USC (2006): The exodus from the explosive outfit that fell just short of its second straight BCS championship in 2005 would have been enough to cripple almost any other team for the foreseeable future: A staggering 11 Trojans went in the '06 draft, including Heisman headliners Matt Leinart and Reggie Bush, the first of six offensive starters off the board in the first three rounds alone. In USC's case, though, all nine returning starters were All-Pac-10 picks in '05, and took the Trojans back within an eleventh-hour flop at UCLA of another championship trip the following fall. By the end of the year, the '06 lineup featured eight future draft picks who weren't listed as starters at the beginning of the season, not including backup quarterback Mark Sanchez.

Penn State (2006): The Nittany Lions may be the best analogy for Auburn's run in 2010, featuring a star quarterback who came out of nowhere in his only season as a starter (Michael Robinson), an overwhelmingly senior-laden offensive line and a dominating defensive lineman (Tamba Hali) at the head of a soon-to-be dismantled defense that lost the entire starting secondary and all but one member of the front four. The Lions went from back-to-back losing records in 2003-04 to Big Ten champions in 2005, finishing third in the final polls, and returned immediately to the fringes with just nine returning starters in '06.

Florida (2007): Not many championship teams can count on improving offensively after replacing a four-year starter with a true sophomore in a lineup that lost half its starters, but even Tim Tebow's Heisman-winning effort for the SEC's No. 1 offense in '07 couldn't overcome the growing pains of a defense replacing nine starters, seven of them draft picks.

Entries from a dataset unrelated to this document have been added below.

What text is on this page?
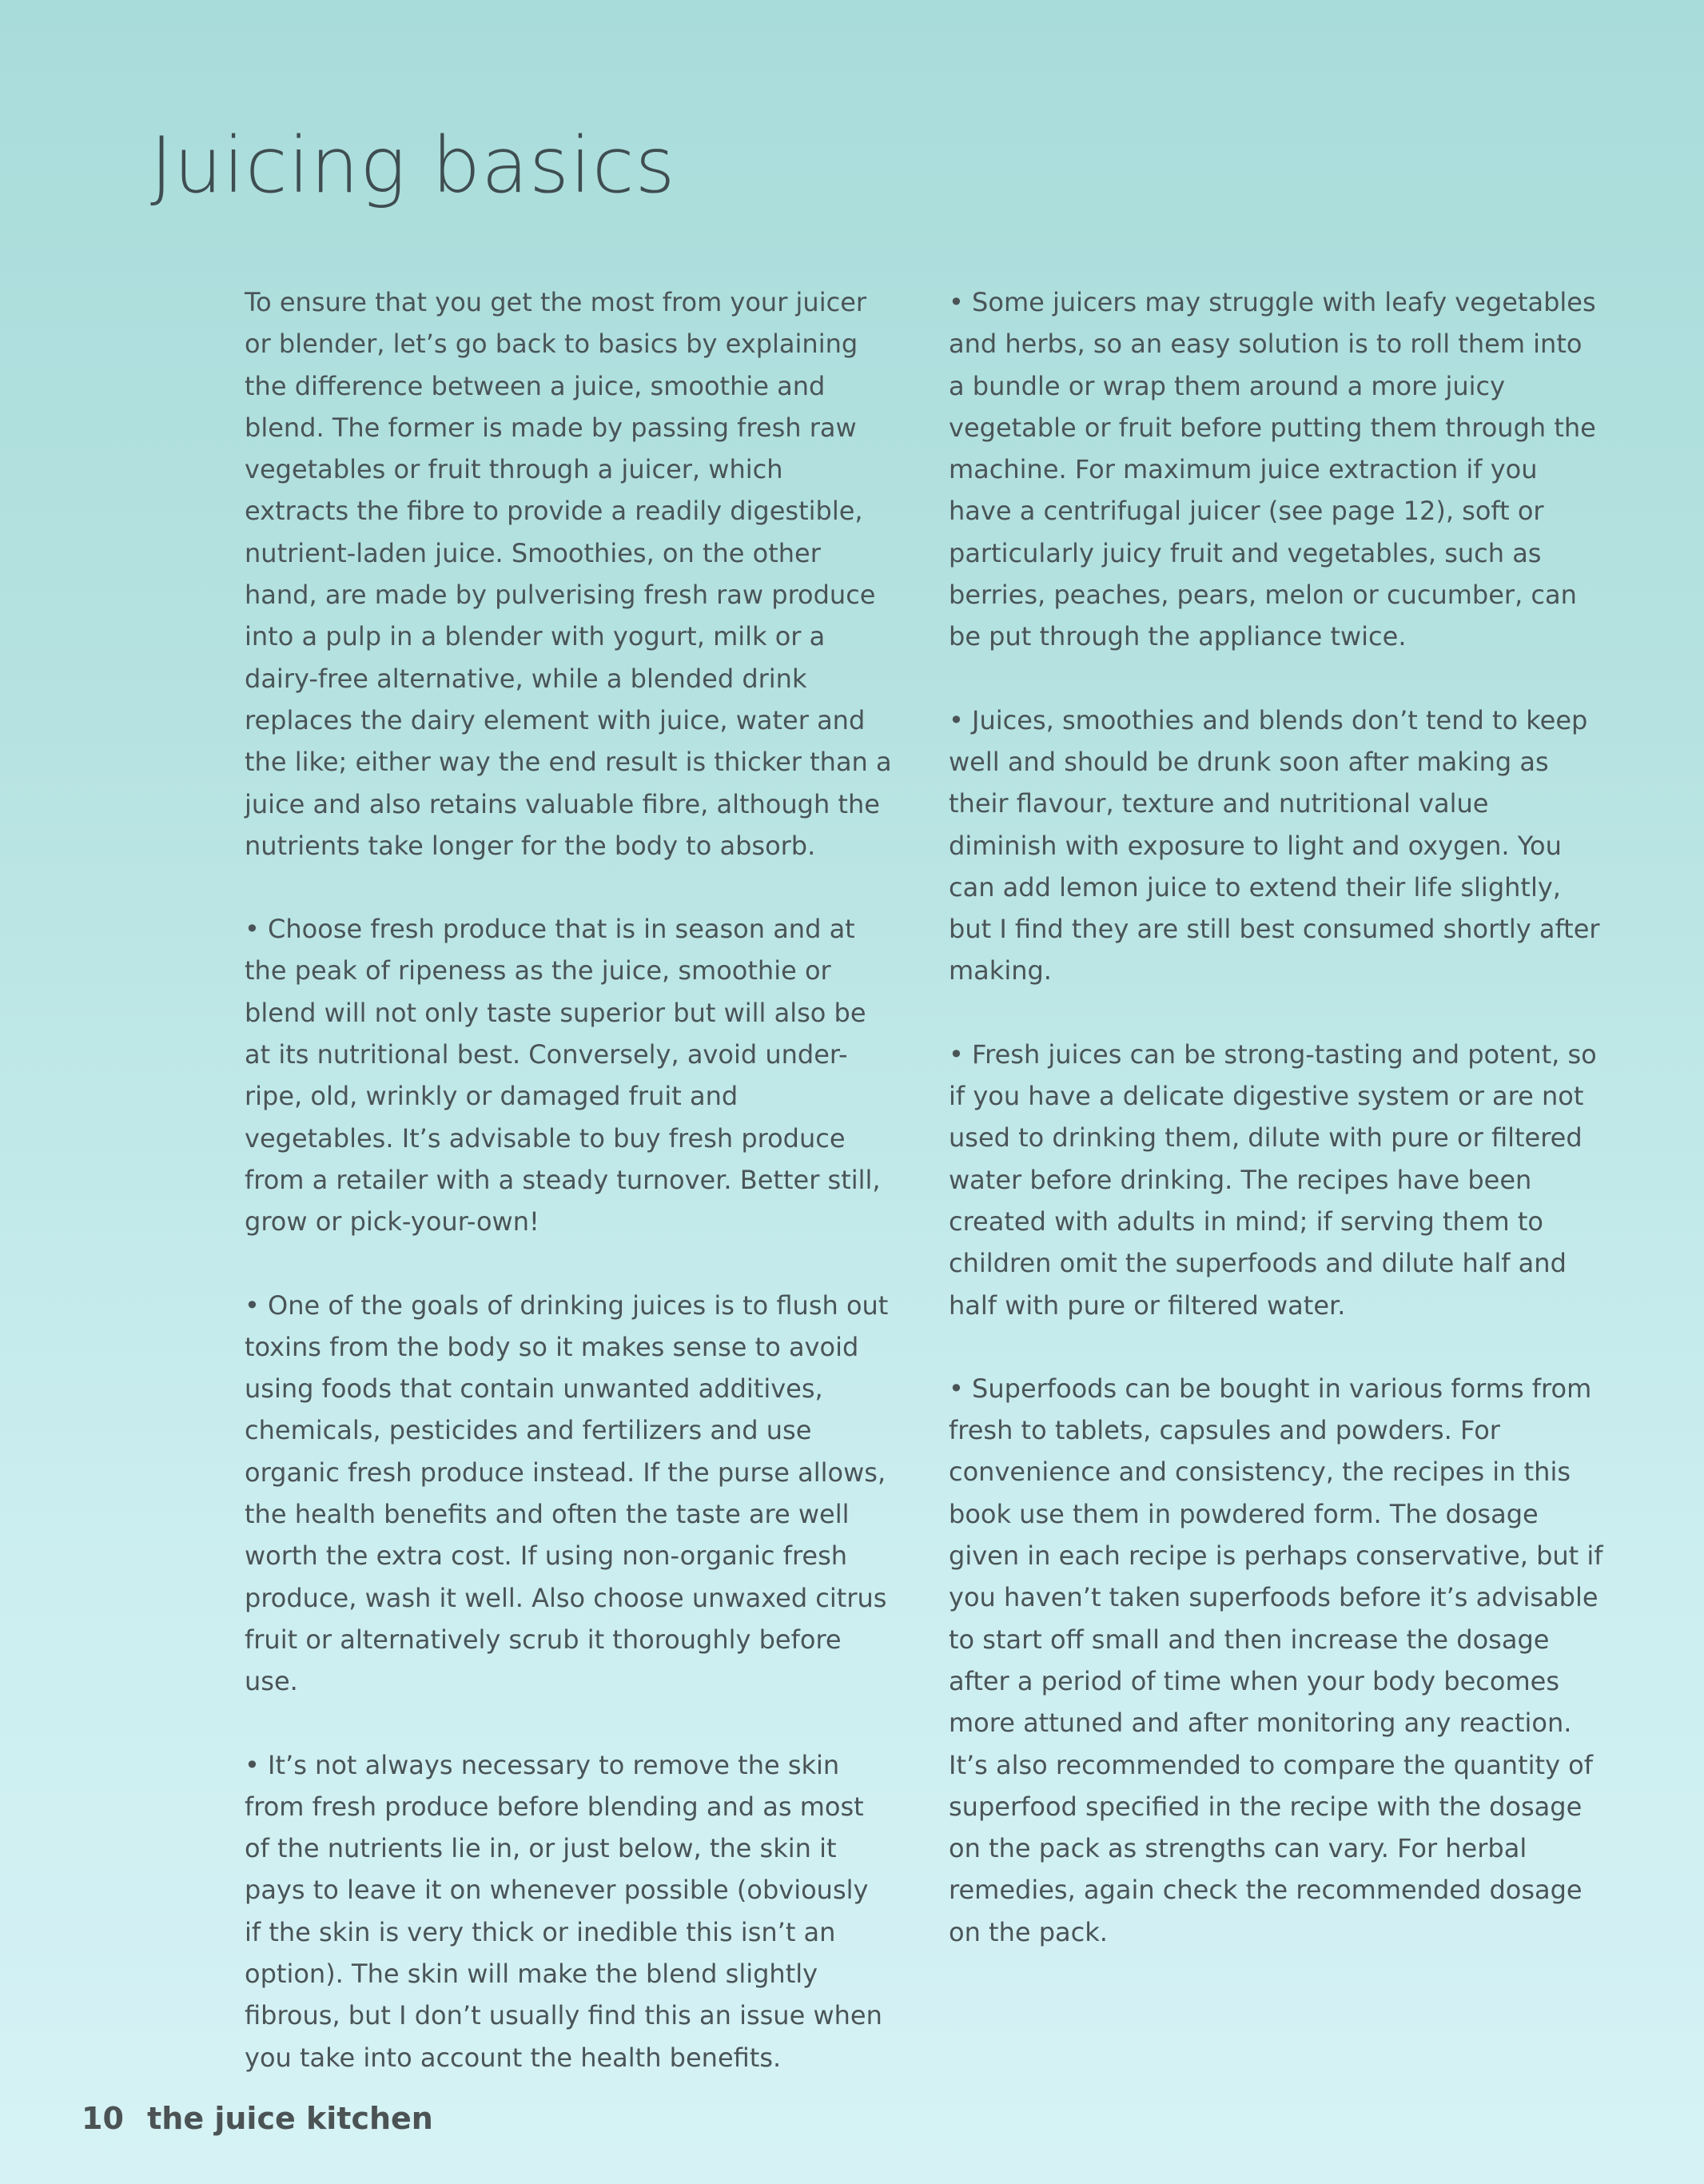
Juicing basics

To ensure that you get the most from your juicer or blender, let’s go back to basics by explaining the difference between a juice, smoothie and blend. The former is made by passing fresh raw vegetables or fruit through a juicer, which extracts the fibre to provide a readily digestible, nutrient-laden juice. Smoothies, on the other hand, are made by pulverising fresh raw produce into a pulp in a blender with yogurt, milk or a dairy-free alternative, while a blended drink replaces the dairy element with juice, water and the like; either way the end result is thicker than a juice and also retains valuable fibre, although the nutrients take longer for the body to absorb.

• Choose fresh produce that is in season and at the peak of ripeness as the juice, smoothie or blend will not only taste superior but will also be at its nutritional best. Conversely, avoid under-ripe, old, wrinkly or damaged fruit and vegetables. It’s advisable to buy fresh produce from a retailer with a steady turnover. Better still, grow or pick-your-own!

• One of the goals of drinking juices is to flush out toxins from the body so it makes sense to avoid using foods that contain unwanted additives, chemicals, pesticides and fertilizers and use organic fresh produce instead. If the purse allows, the health benefits and often the taste are well worth the extra cost. If using non-organic fresh produce, wash it well. Also choose unwaxed citrus fruit or alternatively scrub it thoroughly before use.

• It’s not always necessary to remove the skin from fresh produce before blending and as most of the nutrients lie in, or just below, the skin it pays to leave it on whenever possible (obviously if the skin is very thick or inedible this isn’t an option). The skin will make the blend slightly fibrous, but I don’t usually find this an issue when you take into account the health benefits.

• Some juicers may struggle with leafy vegetables and herbs, so an easy solution is to roll them into a bundle or wrap them around a more juicy vegetable or fruit before putting them through the machine. For maximum juice extraction if you have a centrifugal juicer (see page 12), soft or particularly juicy fruit and vegetables, such as berries, peaches, pears, melon or cucumber, can be put through the appliance twice.

• Juices, smoothies and blends don’t tend to keep well and should be drunk soon after making as their flavour, texture and nutritional value diminish with exposure to light and oxygen. You can add lemon juice to extend their life slightly, but I find they are still best consumed shortly after making.

• Fresh juices can be strong-tasting and potent, so if you have a delicate digestive system or are not used to drinking them, dilute with pure or filtered water before drinking. The recipes have been created with adults in mind; if serving them to children omit the superfoods and dilute half and half with pure or filtered water.

• Superfoods can be bought in various forms from fresh to tablets, capsules and powders. For convenience and consistency, the recipes in this book use them in powdered form. The dosage given in each recipe is perhaps conservative, but if you haven’t taken superfoods before it’s advisable to start off small and then increase the dosage after a period of time when your body becomes more attuned and after monitoring any reaction. It’s also recommended to compare the quantity of superfood specified in the recipe with the dosage on the pack as strengths can vary. For herbal remedies, again check the recommended dosage on the pack.

10 the juice kitchen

Even stocked with future draft picks itself, the spanking-new Gator D couldn't prevent four losses in a transition year between the plucky '06 champs and the juggernauts of 2008-09.

Hawaii (2008): The Warriors' 12-0 Sugar Bowl run in 2007 yielded one of the most prolific offenses of the decade, virtually all of which hopped the first flight out of the islands when it was over – including June Jones, who followed his record-breaking quarterback, Colt Brennan, and top receivers to the mainland to take over as head coach at SMU. The defense also lost most of its starters, plunging UH from the greatest season in school history to a losing record in '08, with almost three full touchdowns per game on the board.

Texas (2010): The numbers aren't as overwhelming, but the impact of the departures from the '09 BCS runner-up – quarterback Colt McCoy, his best receiver (Jordan Shipley), three starting offensive linemen, the Big 12's best pass rusher (Sergio Kindle), the leading tackler (Roddrick Muckelroy) and the best playmaker on defense (Earl Thomas) – added up to a disaster on every front last year, by far the worst of Mack Brown's tenure in Austin. Considering the expectations, the resulting collapse may exceed the implosions at Tennessee, Michigan and Notre Dame as the most spectacular in recent memory.

So precedent is a mixed bag. No defending BCS champion has ever opened the following season outside of the top 10 in the preseason polls; the closest a championship-caliber team has come to that kind of fall, in fact, was Auburn in 2005, which dropped all the way to 16th in the preseason AP poll after losing the core of its uncrowned, 13-0 team in 2004. (The Tigers finished 14th in '05 with a 9-3 record.) As far as actual results, only two defending BCS champs, Florida in 2007 and LSU a year later, have dropped more than three games the year after winning the title, and only the '08 Tigers fell out of the polls altogether.

The early line on 2011 has Auburn falling anywhere from 14th to nearly out of the polls altogether in the wake of their great departure, typically coming in somewhere in the mid-teens. Vegas is even less optimistic, especially with Alabama and LSU loading up for their own title runs in an intensely competitive division. A pair of back-to-back, top-10 recruiting classes eases the pain somewhat, but if the Tigers are going to count on that kind of youth movement filling the most massive gaps ever experienced by a defending BCS champ, just holding fast in the top 20 – or the top half of the SEC West – will be a more than respectable encore.